[DigitalToday reporter Jinju Hong] Strategy, led by Michael Saylor, saw its stock and preferred shares plunge together as bitcoin weakness coincided with a securities investigation issue. The market is assessing that Strategy, the world’s largest corporate holder of bitcoin, is facing a full-scale test of its fundraising model.
On June 25 (local time), Bitcoin Magazine and Decrypt reported that Strategy’s common stock (MSTR) fell more than 9 percent intraday, sliding to its lowest level since March 2024. It closed at $94.13, down 9.35 percent from the previous day, and hit $92.28 during the session to set a new 52-week low. Preferred share STRC also fell 7.41 percent to close at $80.84, well below its $100 par value.
The decline in the stock was concentrated over a short period. MSTR was above $117 early this week, but fell as low as $85 intraday. It has fallen about 30 percent over the past 5 trading days and about 36 percent over the past month. The drop far exceeds bitcoin’s decline of 18.5 percent over the same period.
The negative news was not limited to bitcoin’s price fall. Rosen Law Firm said it is investigating potential securities fraud claims against Strategy. The firm argued the company may have provided business information to investors that could be materially misleading. The probe covers not only MSTR but also major securities issued by Strategy, including STRF, STRC, STRK and STRD.
The market is focusing in particular on the preferred-share structure as the biggest risk factor. STRC is a key dividend-paying preferred share that Strategy has used to raise funds for additional bitcoin purchases.
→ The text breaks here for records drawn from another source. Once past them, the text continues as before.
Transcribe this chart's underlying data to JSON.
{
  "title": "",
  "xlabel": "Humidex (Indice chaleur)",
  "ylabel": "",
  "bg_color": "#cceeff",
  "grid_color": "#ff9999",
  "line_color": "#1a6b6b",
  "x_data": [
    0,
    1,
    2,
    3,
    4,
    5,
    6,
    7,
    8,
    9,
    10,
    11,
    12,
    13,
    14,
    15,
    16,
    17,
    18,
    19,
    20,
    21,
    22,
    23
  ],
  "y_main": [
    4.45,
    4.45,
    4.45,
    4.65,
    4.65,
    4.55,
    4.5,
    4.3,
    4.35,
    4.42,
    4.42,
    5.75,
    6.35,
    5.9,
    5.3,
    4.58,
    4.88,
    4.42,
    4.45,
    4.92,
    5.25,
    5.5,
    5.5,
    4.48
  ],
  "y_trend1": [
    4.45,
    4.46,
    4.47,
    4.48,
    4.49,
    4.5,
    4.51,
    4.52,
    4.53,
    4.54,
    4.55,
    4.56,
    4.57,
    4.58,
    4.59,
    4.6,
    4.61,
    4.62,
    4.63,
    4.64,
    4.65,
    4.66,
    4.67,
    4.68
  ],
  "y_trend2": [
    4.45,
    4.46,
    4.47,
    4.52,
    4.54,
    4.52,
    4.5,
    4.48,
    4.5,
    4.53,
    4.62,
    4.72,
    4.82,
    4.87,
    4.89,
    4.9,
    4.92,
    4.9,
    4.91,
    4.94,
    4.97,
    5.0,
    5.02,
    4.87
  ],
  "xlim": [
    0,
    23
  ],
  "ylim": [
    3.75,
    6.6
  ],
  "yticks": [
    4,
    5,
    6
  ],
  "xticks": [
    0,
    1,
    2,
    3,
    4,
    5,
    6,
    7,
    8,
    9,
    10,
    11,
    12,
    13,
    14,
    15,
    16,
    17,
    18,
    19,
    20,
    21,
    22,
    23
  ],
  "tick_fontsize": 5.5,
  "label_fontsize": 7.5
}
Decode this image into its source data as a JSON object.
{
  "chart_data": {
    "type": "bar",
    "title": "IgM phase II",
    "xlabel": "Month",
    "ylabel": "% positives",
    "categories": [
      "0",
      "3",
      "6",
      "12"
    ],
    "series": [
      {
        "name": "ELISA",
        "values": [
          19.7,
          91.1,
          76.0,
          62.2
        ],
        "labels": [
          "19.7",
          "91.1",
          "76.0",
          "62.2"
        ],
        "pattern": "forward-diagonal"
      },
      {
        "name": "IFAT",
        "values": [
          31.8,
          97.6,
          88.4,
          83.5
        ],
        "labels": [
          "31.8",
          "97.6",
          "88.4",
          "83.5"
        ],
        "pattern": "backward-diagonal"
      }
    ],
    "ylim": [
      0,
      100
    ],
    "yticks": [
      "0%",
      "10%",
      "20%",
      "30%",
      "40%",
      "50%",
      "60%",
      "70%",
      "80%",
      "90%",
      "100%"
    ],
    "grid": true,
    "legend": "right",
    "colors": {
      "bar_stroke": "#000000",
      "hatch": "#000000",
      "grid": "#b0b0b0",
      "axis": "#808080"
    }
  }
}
With the current price well below par, concern is growing that fundraising in the same way could become increasingly difficult.
Dividend burdens are also rising quickly. Strategy expanded STRC issuance over the past 6 months, lifting its annual dividend obligation fourfold to about $1.2 billion from about $300 million in early 2026. Over the same period, cash holdings fell about 38 percent, prompting an assessment that funding costs have increased and the cash buffer has weakened.
The bitcoin holding strategy is also adding to the burden. Strategy is the world’s largest corporate holder of bitcoin, with about 847,363 BTC. As bitcoin recently fell below $60,000 intraday, most of the holdings bought since 2024 have moved into an unrealised loss zone. Unrealised losses are estimated at about $10.6 billion.
Opinions are also divided on possible responses inside and outside the market. On-chain analytics firm CryptoQuant recommended that Strategy temporarily halt additional bitcoin purchases, rebuild cash to about $2.8 billion, and then resume accumulation. Some argue Saylor should sell a large amount of bitcoin to stabilise the financial structure. Hedge fund manager Travis Kling also raised the possibility that some large bitcoin holders may be inducing price declines to shake Strategy’s capital structure.
Strategy is already showing signs of slowing its purchase pace. Last week it spent about $35 million to buy only 520 BTC. Of the $335.5 million it recently raised, it secured $300 million in cash, increasing cash holdings to about $1.4 billion. Even after raising cash, STRC weakness persisted, leading the market to view simple liquidity 확보 as insufficient to ease structural concerns.
Key points to watch are a recovery in bitcoin prices and the direction of the securities probe. The market sees whether the investigation leads to an actual lawsuit, and whether Strategy can continue its bitcoin buying strategy based on preferred-share issuance, as key variables that will determine the company’s share price and fundraising ability.